The first 4 miles of trail is all uphill on a south facing hillside, meaning it will be hot in midsummer, but free of snow early and late in the season.  Owing to the 2001 Moose Fire, the forest is young, allowing nice views of the surrounding mountains most of the way up.  After ascending several broad, well constructed switchbacks, the trail meets up with an old logging road, then turns steep for a short section before meeting up with another old logging road on the southwest side of the ridge.  From here, the final ascent begins through some wildflower meadows and old burn.  Snow lingers into early summer around the top. Bring plenty of water as the trail crosses no streams on the way up.


Since Dead Horse Ridge tops out at 6497 ft, you'll be looking down at Glacier View Mountain, which is 300 ft shorter.  Most of the peaks of the Livingston Range can be viewed due to the relatively high elevation and lack of trees at the top.

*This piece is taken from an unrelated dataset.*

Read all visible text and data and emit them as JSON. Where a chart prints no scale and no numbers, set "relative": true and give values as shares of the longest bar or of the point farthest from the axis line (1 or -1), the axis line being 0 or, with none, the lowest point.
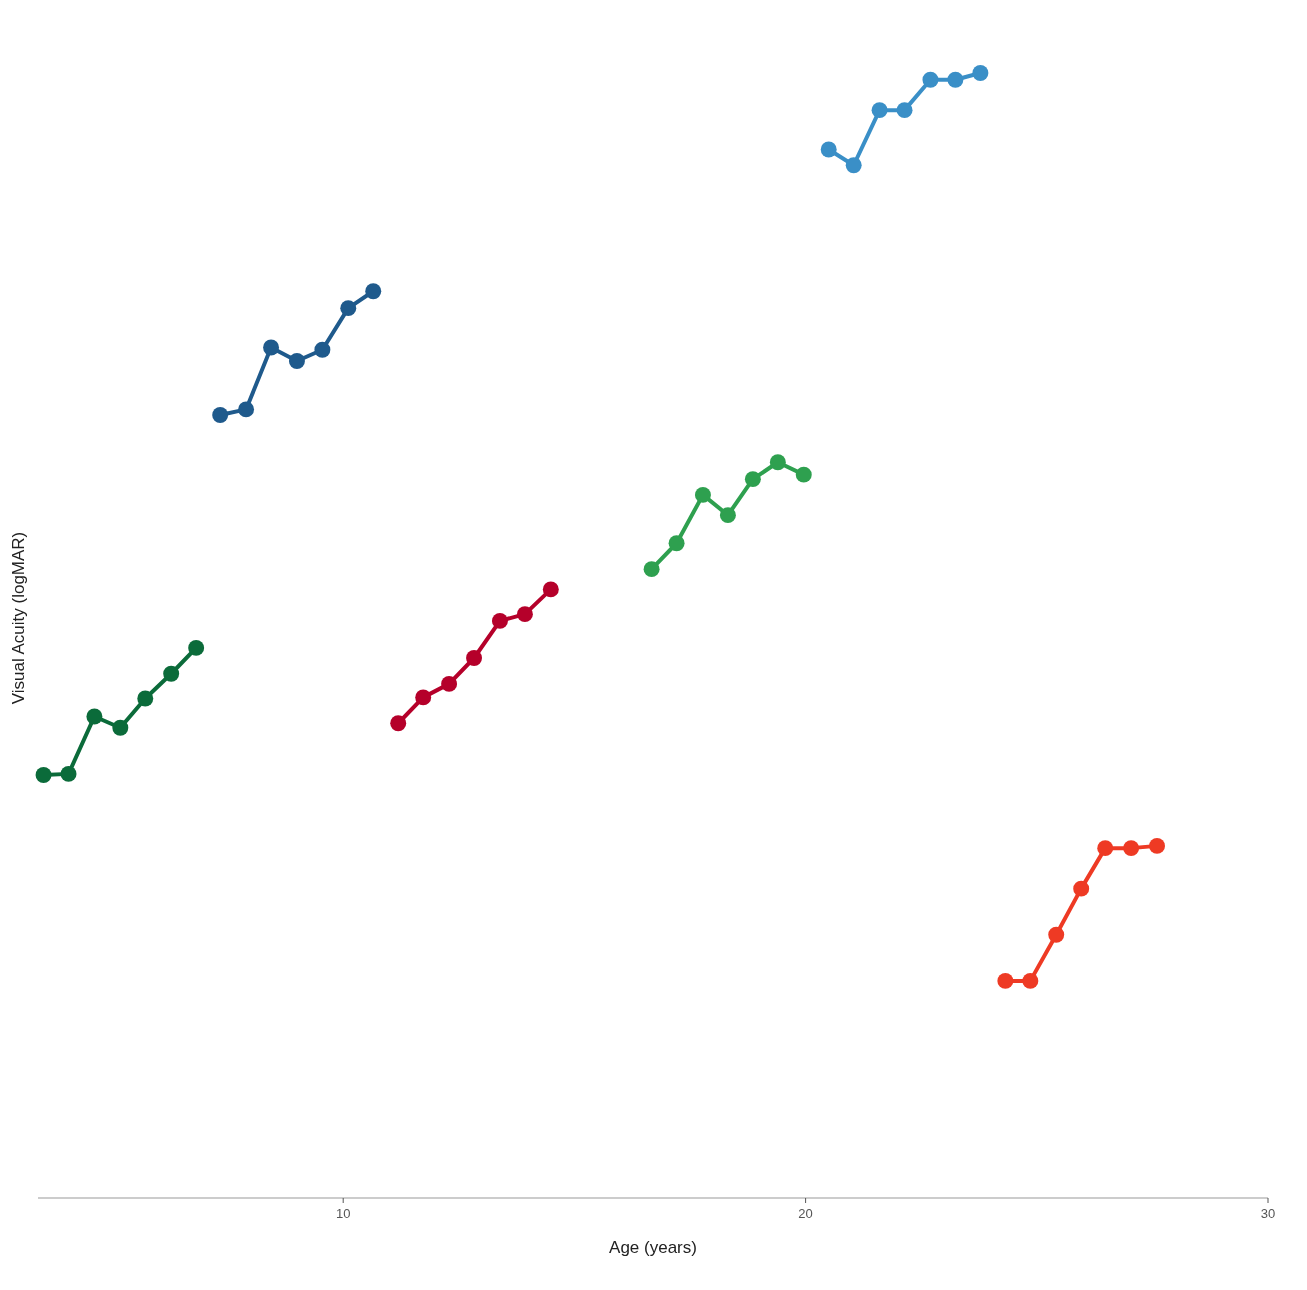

You can either turn around at this point or continue north along Dead Horse Ridge, where there won't be any more elevation gain.  The trail gradually descends to Forest Service Road 1693 (open September 1 - Nov 30).

We hiked this trail in late May and from the looks of the snow, we were the first ones up for the season, beating even a grizzly bear.  On the way up, there were no grizzly tracks in the snow, but on the way back down, we saw that a subadult grizzly had followed us 1/4 mile or so through the snow.